De dorpen in de Bataklanden staan onder hun inheemsche dorpsbesturen. Boven deze dorpsbesturen heeft men de besturen van complexen, die oorspronkelijk veelal zelfstandige dorpsbonden zijn geweest, doch die bij onze regeering gewoonlijk ‘districten’ onder ‘districtshoofden’ heeten; de zendingsberichten intusschen noemen zoo'n districtshoofdje (vanouds tevens dorpshoofd van het voornaamste dorp) dikwijls ‘den vorst’. Alleen daar waar zulke bondshoofdjes zich een despotische macht hebben weten te verwerven, als benoordoosten het Tobameer (Si Meloengoen), heeft het gouvernement zelf hen als ‘vorstjes’ erkend. Onder de genoemde districtshoofden hebben wij in verschillende deelen van Tapanoeli lagere inlandsche titularissen ingesteld onder den titel van onderdistrictshoofd; van dezen zijn thans echter velen weer afgeschaft. Boven de hoofden der dorpsbonden in het Karoland, met wie ons gezag het laatst in aanraking is gekomen, hebben wij aanleiding gevonden nog een hooger inlandsch gezag te erkennen; een zestal hunner n.l., die vanouds een ietwat representatieve plaats onder huns gelijken innamen, hebben wij erkend als de gezamenlijke bestuurders van het rijkje of landschap dier geheele Karo-hoogvlakte.

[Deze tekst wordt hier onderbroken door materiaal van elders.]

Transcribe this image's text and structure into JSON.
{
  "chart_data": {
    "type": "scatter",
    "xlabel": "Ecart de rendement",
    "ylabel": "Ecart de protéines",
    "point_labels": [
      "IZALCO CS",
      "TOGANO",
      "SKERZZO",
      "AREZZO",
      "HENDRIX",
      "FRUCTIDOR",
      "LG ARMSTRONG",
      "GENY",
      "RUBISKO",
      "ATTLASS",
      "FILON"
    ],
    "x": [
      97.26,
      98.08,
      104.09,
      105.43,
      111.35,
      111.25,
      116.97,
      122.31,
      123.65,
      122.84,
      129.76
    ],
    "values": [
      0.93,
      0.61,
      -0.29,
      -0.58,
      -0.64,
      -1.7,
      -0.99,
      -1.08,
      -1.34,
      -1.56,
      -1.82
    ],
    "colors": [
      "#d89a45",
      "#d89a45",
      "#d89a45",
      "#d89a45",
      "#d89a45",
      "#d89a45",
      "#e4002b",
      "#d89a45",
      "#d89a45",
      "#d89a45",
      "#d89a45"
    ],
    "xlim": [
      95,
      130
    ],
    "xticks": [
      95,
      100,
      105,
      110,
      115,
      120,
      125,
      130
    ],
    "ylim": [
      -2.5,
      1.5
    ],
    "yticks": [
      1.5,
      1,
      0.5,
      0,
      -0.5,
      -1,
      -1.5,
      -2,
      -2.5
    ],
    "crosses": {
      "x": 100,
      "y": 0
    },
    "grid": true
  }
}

Boven dit dorpsbestuur en ‘inlandsch bestuur’ en deze zoogenaamde ‘vorstjes’ staat ons ‘binnenlandsch bestuur’ ten dienste waarvan het land verdeeld is in onderafdeelingen (onder controleurs of civiel gezaghebbers) en afdeelingen (onder assistent-residenten of controleurs); boven de afdeelingshoofden staan de hoofden van de twee gewesten, de residenten van Tapanoeli en van de Oostkust van Sumatra.

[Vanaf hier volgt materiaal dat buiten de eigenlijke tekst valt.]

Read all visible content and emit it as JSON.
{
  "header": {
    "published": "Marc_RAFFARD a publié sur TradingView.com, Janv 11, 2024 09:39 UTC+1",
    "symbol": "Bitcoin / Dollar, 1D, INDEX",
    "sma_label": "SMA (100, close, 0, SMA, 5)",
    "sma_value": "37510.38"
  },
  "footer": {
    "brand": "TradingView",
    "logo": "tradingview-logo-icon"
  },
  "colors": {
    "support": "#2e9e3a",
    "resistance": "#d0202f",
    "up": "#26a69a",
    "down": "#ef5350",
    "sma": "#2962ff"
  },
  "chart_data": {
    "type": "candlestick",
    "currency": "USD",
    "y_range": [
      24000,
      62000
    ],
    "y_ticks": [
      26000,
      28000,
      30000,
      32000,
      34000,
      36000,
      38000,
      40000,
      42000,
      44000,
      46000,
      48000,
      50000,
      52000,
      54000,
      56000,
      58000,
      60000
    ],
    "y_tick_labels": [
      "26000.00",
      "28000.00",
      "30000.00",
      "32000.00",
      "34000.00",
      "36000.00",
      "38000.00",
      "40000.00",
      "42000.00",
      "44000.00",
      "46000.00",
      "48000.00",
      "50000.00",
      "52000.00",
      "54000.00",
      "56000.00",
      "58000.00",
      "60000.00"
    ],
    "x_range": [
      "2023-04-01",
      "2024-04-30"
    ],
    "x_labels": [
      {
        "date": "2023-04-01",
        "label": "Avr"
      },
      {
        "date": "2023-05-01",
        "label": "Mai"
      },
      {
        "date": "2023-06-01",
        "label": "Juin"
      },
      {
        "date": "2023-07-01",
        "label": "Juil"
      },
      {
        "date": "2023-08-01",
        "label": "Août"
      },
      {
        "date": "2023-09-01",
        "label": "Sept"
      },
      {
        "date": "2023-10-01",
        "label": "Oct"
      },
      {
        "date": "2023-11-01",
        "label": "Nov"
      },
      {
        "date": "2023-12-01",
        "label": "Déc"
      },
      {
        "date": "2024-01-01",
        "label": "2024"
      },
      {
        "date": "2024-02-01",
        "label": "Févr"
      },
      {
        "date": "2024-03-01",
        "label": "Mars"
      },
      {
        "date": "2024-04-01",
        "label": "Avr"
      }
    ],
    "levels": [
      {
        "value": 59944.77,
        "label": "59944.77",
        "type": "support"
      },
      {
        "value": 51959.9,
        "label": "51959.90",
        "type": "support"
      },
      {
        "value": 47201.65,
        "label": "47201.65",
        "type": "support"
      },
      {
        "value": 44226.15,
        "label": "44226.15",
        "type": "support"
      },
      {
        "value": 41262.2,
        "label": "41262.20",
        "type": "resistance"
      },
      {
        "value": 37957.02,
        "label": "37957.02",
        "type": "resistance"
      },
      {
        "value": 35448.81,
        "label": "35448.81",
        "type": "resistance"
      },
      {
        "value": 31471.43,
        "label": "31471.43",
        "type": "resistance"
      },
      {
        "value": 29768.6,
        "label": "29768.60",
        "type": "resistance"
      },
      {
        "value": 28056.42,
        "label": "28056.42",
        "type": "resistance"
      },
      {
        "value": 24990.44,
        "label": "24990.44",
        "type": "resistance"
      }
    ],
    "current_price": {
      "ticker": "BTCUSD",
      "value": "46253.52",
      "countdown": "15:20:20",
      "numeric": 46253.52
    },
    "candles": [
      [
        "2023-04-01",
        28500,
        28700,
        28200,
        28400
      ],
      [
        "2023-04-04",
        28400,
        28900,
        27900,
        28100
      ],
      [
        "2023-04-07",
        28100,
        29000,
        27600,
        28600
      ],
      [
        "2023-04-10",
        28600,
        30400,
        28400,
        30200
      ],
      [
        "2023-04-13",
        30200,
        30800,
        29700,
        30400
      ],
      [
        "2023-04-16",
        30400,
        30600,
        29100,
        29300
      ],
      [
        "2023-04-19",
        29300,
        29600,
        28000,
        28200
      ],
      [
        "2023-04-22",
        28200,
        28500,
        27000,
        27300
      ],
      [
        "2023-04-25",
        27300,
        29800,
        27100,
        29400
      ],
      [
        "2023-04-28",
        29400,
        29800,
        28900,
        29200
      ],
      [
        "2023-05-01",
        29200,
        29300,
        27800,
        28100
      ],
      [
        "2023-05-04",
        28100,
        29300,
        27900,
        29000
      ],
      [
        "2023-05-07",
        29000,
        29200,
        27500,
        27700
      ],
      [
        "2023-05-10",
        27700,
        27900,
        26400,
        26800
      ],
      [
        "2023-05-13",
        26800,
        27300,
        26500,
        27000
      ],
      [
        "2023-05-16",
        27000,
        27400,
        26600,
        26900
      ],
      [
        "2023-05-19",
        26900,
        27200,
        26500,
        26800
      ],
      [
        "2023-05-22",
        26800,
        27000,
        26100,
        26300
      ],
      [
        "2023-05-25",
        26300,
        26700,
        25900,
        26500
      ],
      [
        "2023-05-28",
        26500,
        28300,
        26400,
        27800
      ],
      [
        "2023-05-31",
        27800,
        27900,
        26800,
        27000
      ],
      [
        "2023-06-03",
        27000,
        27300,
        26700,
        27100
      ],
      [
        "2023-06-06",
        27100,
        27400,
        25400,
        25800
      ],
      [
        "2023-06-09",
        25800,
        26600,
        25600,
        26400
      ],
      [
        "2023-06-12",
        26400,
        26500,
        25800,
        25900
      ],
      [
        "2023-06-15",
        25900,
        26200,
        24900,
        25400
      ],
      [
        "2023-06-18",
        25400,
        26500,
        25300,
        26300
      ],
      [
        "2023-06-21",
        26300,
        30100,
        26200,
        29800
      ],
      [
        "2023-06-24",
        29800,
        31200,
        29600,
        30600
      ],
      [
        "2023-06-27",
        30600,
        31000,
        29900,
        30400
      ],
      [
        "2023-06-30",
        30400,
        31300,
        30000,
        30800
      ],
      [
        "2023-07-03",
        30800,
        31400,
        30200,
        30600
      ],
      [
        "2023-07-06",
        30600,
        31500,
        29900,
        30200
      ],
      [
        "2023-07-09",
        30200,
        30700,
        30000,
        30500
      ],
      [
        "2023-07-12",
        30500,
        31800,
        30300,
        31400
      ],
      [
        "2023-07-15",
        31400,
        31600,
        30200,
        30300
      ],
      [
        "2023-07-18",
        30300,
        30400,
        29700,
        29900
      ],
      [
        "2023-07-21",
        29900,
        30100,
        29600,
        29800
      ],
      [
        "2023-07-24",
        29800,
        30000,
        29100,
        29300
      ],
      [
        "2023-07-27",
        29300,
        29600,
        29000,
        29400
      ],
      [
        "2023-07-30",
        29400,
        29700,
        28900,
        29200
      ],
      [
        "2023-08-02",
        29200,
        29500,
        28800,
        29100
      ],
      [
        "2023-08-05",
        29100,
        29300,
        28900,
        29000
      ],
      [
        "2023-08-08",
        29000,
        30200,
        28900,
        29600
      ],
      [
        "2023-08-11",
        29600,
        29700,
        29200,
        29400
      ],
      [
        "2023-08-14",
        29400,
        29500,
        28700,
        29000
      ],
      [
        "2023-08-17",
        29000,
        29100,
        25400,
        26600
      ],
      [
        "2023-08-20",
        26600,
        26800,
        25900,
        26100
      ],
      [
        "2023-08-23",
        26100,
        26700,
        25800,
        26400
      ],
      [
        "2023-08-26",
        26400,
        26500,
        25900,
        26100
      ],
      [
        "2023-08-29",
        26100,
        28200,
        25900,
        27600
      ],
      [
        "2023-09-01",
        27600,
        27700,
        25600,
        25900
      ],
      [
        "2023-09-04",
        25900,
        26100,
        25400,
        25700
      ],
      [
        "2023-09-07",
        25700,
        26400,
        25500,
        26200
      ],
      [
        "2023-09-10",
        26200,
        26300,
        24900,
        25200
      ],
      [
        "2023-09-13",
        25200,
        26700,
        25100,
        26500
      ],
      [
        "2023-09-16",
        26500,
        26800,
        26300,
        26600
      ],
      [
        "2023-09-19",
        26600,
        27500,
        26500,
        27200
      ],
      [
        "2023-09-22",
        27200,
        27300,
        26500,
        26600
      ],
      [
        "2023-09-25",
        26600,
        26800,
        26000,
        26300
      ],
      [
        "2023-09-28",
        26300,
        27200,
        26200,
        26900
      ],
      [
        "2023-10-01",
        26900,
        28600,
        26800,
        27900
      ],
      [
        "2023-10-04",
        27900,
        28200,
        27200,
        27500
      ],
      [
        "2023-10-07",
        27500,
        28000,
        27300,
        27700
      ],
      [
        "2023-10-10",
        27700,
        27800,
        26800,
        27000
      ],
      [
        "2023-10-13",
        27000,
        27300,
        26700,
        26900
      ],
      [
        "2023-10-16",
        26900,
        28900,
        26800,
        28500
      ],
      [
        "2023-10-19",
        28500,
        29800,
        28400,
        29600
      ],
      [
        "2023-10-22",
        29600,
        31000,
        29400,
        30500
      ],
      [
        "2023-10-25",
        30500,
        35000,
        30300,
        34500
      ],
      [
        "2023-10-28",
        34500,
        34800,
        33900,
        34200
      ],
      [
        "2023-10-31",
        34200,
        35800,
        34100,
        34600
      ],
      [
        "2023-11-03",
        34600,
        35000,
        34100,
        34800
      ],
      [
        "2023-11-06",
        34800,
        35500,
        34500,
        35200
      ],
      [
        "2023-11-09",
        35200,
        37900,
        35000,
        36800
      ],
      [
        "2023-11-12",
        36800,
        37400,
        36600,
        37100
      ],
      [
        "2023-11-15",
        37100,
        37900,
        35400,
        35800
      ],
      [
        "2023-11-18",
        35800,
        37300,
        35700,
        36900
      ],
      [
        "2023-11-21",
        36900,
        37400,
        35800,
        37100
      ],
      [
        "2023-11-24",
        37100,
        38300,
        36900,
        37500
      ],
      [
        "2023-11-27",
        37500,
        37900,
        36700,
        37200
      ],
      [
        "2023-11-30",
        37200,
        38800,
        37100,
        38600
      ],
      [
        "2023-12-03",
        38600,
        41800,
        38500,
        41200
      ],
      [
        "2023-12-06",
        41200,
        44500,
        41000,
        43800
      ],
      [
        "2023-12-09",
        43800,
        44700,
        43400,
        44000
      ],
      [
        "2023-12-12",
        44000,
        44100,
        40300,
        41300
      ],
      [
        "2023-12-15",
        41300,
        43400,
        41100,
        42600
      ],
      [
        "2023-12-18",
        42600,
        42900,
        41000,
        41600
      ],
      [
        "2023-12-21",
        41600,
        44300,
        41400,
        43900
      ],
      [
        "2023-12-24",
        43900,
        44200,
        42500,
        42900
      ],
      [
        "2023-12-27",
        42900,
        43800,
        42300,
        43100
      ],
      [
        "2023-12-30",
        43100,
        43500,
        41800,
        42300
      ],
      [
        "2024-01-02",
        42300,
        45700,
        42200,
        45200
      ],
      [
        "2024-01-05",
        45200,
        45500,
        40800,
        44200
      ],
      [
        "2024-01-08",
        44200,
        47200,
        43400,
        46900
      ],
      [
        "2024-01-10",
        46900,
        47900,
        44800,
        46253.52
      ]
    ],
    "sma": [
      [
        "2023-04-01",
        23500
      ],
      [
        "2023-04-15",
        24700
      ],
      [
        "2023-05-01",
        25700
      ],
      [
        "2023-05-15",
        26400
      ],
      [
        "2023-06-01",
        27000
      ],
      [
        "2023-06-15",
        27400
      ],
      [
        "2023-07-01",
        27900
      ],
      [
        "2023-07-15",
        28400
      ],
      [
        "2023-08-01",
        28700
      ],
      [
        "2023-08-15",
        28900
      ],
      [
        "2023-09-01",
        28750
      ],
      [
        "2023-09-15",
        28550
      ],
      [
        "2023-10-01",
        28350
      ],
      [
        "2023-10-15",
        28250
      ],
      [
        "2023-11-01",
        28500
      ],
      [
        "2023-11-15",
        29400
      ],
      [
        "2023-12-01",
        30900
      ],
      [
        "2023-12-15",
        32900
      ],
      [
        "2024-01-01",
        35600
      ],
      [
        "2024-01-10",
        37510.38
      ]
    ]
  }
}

De rechtspraak over inlanders is in het zuidelijke Batakland, waar ons gezag al zeventig jaar gevestigd is - het heette indertijd de ‘Noorderdistricten’ van het gouvernement Sumatra's Westkust -, geschoeid op de westersche leest, die wij ook op Java en elders met terzijdestelling van de volksinzettingen hebben ingevoerd. Het is daar rechtspraak ‘in naam der Koningin’, geoefend door een Europeesch bestuursambtenaar hetzij alleen (magistraatgerecht) hetzij met hoofden naast zich (rapat), of door een inlandsch districtshoofd met lagere hoofden naast zich (districtsgerecht). Overal elders in de Bataklanden echter, waar wij eerst sinds dertig jaar of korter zitten, heeft men de inheemsche rechtspraakinzettingen zooveel mogelijk gehandhaafd, al hebben ook daarbij de Europeesche bestuursambtenaren leiding en toezicht en grooten invloed, volgens voorschriften van hun resident.
De tegenwoordige resident van Tapanoeli, de heer Westenberg, door wiens beleid binnen veertien jaar tijds het uitgestrekte Karoland zonder noemenswaarde vijandelijkheden onder ons bestuur is gebracht, heeft in zijn vroegeren werkkring onder de Karo's de voordeelen eener rechtspraak, die de adat wezenlijk eerbiedigt, ruimschoots leeren kennen; van hem ook is de regeling afkomstig van een centrale rechtspraak voor het Karoland, de kerapaten te Kaban Djahé.